The firm’s previous Underweight rating was due to concerns about the company's private student loan book's credit deterioration. This concern was confirmed in Q4/22 earnings with losses spiking to 3.15%. Since then, the stock has underperformed, down 25% year-to-date.
However, the firm is increasing its EPS estimates for 2023/24 by 11%/5% as SLM's credit performance has improved over the past several months, while the rest of the group's credit quality is declining. This is mainly due to one-time transitory issues that impacted performance in 2022, which have now eased. “Thus far in the quarter through February, annualized losses have declined to 2.17%, much better vs consensus at 2.8% for the full quarter. We are now looking for 2.3%, now the low on the Street,” said the firm.

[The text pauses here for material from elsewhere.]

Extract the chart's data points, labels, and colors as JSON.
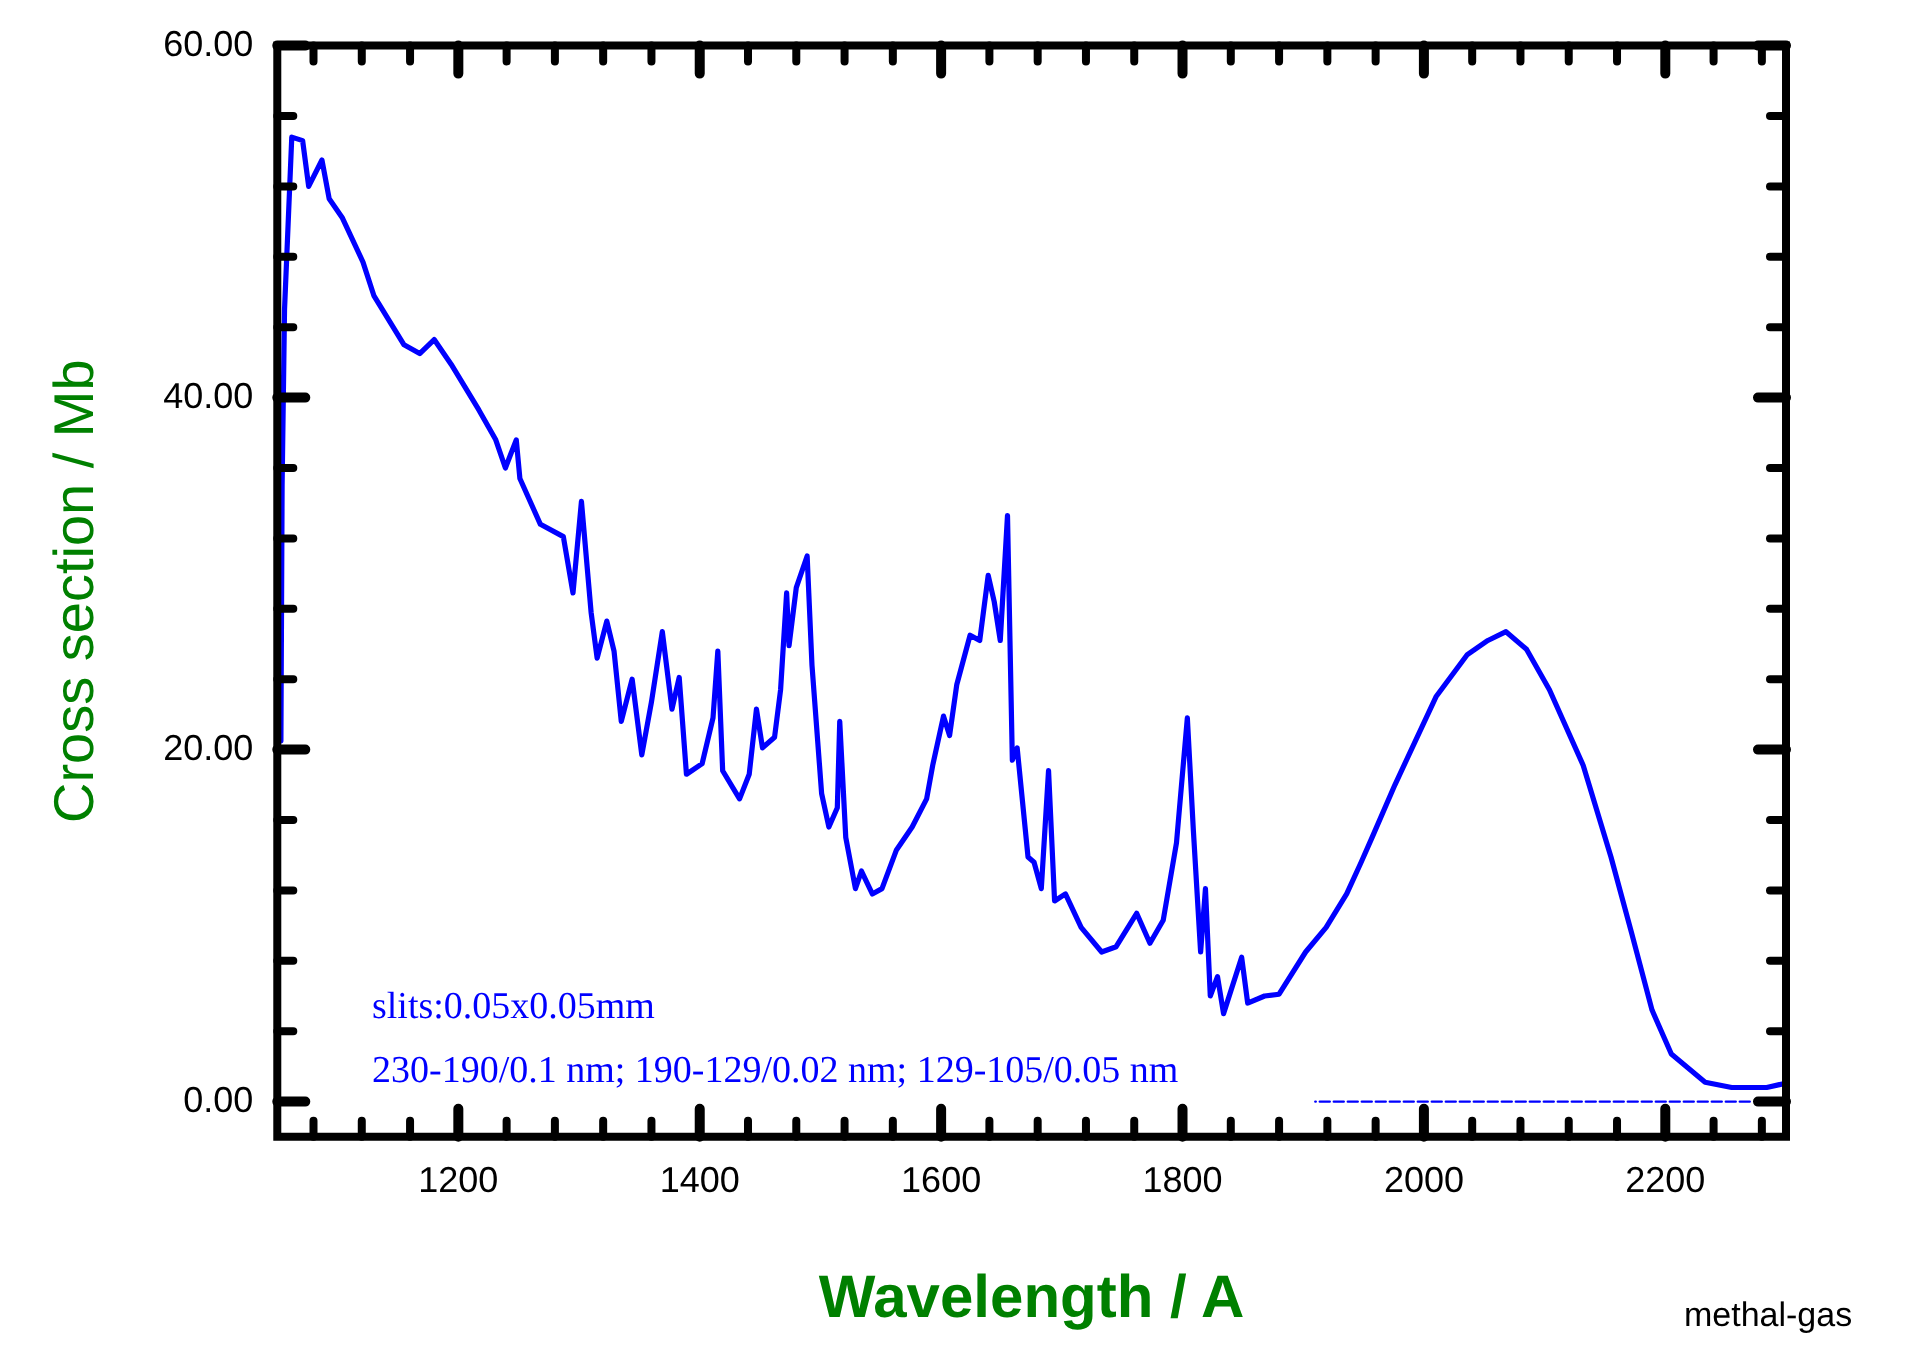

Morgan Stanley expects to face pushback due to previous head fakes in 2022 and a tougher macro outlook from here. The firm doesn’t expect an immediate return to pre-2022 loss rates. “Two key elements likely to keep SLM's NCO rates above historical levels: 1) the impact of Gen Z students graduating with the most student debt ever amid the highest level of inflation in decades; and 2) seasoning and mix dynamics as SLM has held its managed portfolio flat while selling loans off balance sheet,” said the firm.
However, it expects lower credit costs than expected, with its new 2023/24 NCOs estimates of 2.24%/1.95% about 20-25bp better than consensus. This keeps the firm’s EPS 1% above consensus, which is significant compared to its other Consumer Finance coverage where it is below consensus 2024 EPS by almost 90%.